Oh, well, since I did not address each and every statement written by you, it clearly means that I cannot do so and that you are absolutelty right about everything, just like you were in the 2003 200-odd TO thread.
Just a student with no degrees yet, remember?
And no publications. Which makes it doubly odd that you would comment on things you have no experience in doing.
My problem with it is that your phylogeny depicts New World monkeys and Old World monkeys sharing a common ancestor that was not a monkey itself (as if that were possible) and also is not a common ancestor with apes either. Since every analysis I've yet read for any pre-Catarrine anthropoid describes its morphology as similar to Platyrrhine monkeys, then I don't see how any phylogenies I've seen from your perspective can claim what they do.
Clearly, you did not read/understand either what was in the paper or what I wrote in response to your uninformed commentary (let me guess - you *know* that. you *knew* that). Perhaps I overestimated you. I shall not do that anymore.
AGAIN, an actual scientist, one that pays attention to DETAIL and uses actual data in analyses, does not include taxa in a phylogenetic analysis for which he/she does not actually have data for. The phylogenetic trees can only contain the taxa for which the algorithm received data for. Armchair experts need to understand the analytical techniques they are criticizing BEFORE they criticize them.

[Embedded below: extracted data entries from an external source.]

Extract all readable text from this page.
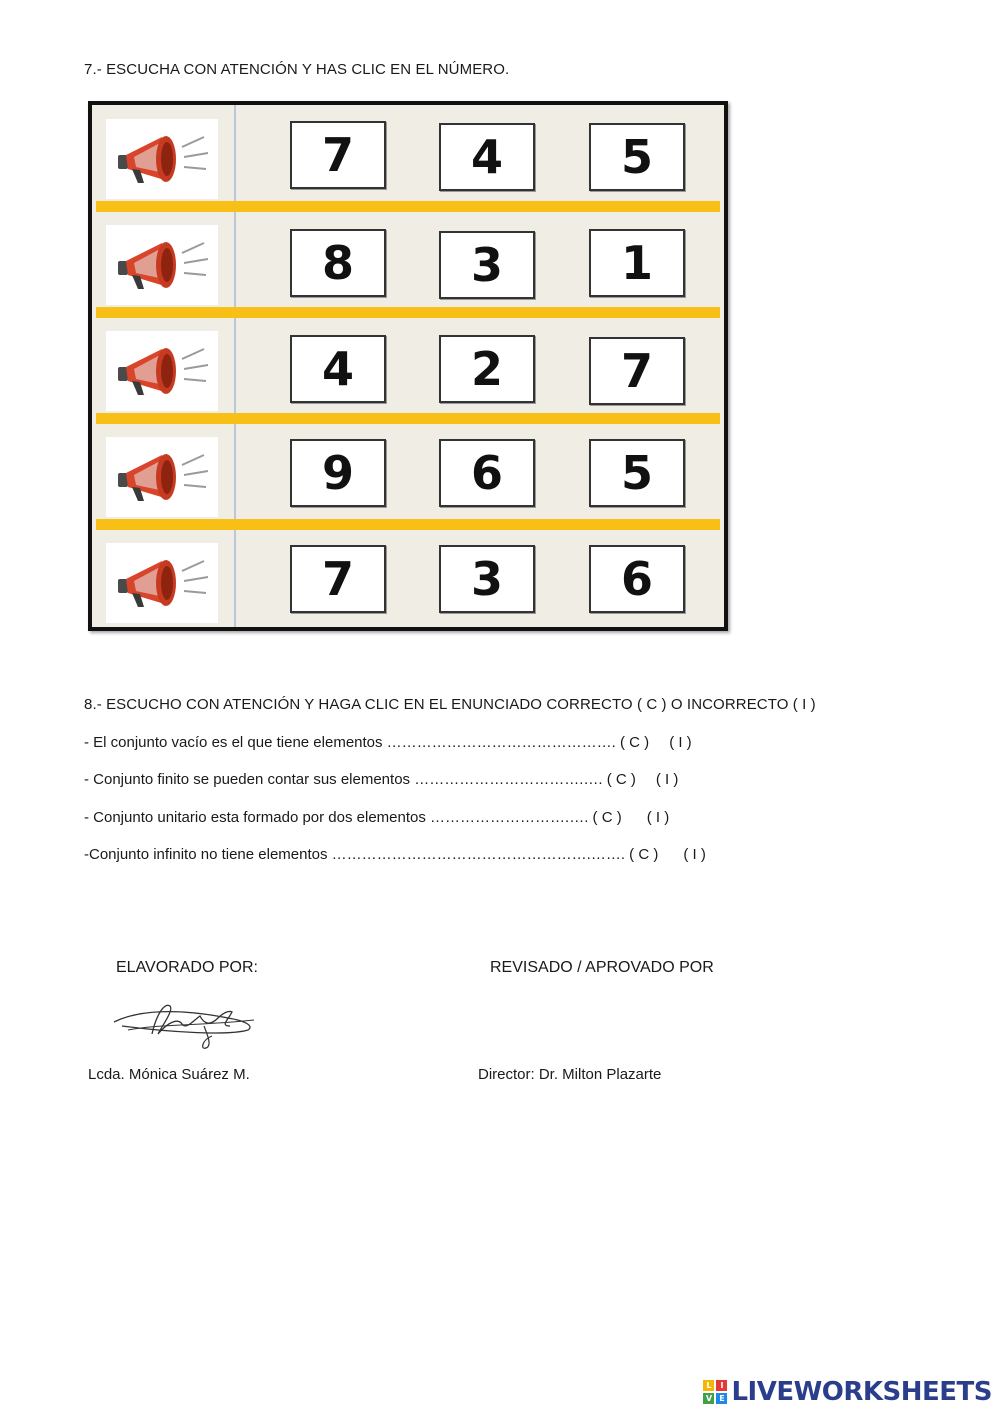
7.- ESCUCHA CON ATENCIÓN Y HAS CLIC EN EL NÚMERO.
7	4	5
8	3	1
4	2	7
9	6	5
7	3	6
8.- ESCUCHO CON ATENCIÓN Y HAGA CLIC EN EL ENUNCIADO CORRECTO ( C ) O INCORRECTO ( I )
- El conjunto vacío es el que tiene elementos ………………………………………. ( C ) ( I )
- Conjunto finito se pueden contar sus elementos …………………………….…. ( C ) ( I )
- Conjunto unitario esta formado por dos elementos ……………………….…. ( C ) ( I )
-Conjunto infinito no tiene elementos …………………………………………….……. ( C ) ( I )
ELAVORADO POR:	REVISADO / APROVADO POR
Lcda. Mónica Suárez M.	Director: Dr. Milton Plazarte
L	I
V E LIVEWORKSHEETS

I cannot understand why that simple fact keeps eluding you. If you had bothered to read the paper for something other than 'damning quotes', you might have noticed that.

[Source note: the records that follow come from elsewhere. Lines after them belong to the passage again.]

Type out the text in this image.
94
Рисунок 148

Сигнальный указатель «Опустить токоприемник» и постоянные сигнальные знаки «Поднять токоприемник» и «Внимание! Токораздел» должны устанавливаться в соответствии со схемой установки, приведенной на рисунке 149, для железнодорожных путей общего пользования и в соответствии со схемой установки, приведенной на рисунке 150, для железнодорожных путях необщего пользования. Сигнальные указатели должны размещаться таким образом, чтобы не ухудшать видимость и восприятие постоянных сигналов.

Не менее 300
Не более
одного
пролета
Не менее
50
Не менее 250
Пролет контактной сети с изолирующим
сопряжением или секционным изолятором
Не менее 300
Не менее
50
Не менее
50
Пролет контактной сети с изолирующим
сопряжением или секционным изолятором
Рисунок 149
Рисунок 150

As I said before, if you follow the link they provide for Cercopithecoidea, you will not find Propliopithecoidea listed within that group.

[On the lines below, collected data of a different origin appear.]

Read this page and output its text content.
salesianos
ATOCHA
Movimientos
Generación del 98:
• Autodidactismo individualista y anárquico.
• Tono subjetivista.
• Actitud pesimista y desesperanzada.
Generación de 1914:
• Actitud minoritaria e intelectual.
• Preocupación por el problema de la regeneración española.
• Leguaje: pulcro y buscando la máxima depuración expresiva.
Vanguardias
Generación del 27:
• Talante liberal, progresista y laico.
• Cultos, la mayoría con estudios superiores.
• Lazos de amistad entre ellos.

And so it must be ancestral? Harshman was right.
And if you refer to your preferred authority, John G. Fleagle's taxonomy of extinct primates, you will again see that Propliopithecoidea is not any subset of Cercopithecids, but is rather another superfamily all its own.
Which means, clearly, that it is not considered to be an ancestor! Superfamilies do not nest within each other.
In this one discussion with you, I have conceded a handful of errors at least. I was wrong about Tarsiers being reclassified as Haplorhines for example. I was wrong about the class paper being written by a student rather than a lecturer. There were at least a couple other errors I had conceded to you which I don't remember right now. But how many points have you conceded?
None, as I have not been making errors. I have been pointing out the the same facts that Harshman was 3 years ago - that you do not seem to know how to read a cladogram. My opinion differs from Harshman's, yet we have been making many of the same arguments - and enduring much of the same unwarranted condescension, to boot. Funny, that.
Because there were several times I noted when you were obviously, blatantly, and demonstrably wrong and would not yeild anything.
Such as? Differences of opinion are not errors (you had that problem in the TO thread, too). Citing a web site because the title of a page is "Catarrhines Old World monkeys" despite the fact that it lists your fixated "ancestral" taxon as a sister group is an error of interpretation and an example of not paying attention to details..
The one and only exception was when you admitted to calling John Harshman a "computer guy" just because you didn't know what a systematist was.
LOL!
Yeah, I did not know that. Wait - I *know* what a systematist is. I *knew* what a systematist is. You are merely jumping to conclusions again.
Perhaps you should pay more attention, and not jump to such conclusions.
Ironic.

Got to get back to actual work. Wish I had the free time to sit around and pump my ego by writing thousands of internet discussion board posts, but such luxuries are out of my sphere of reality.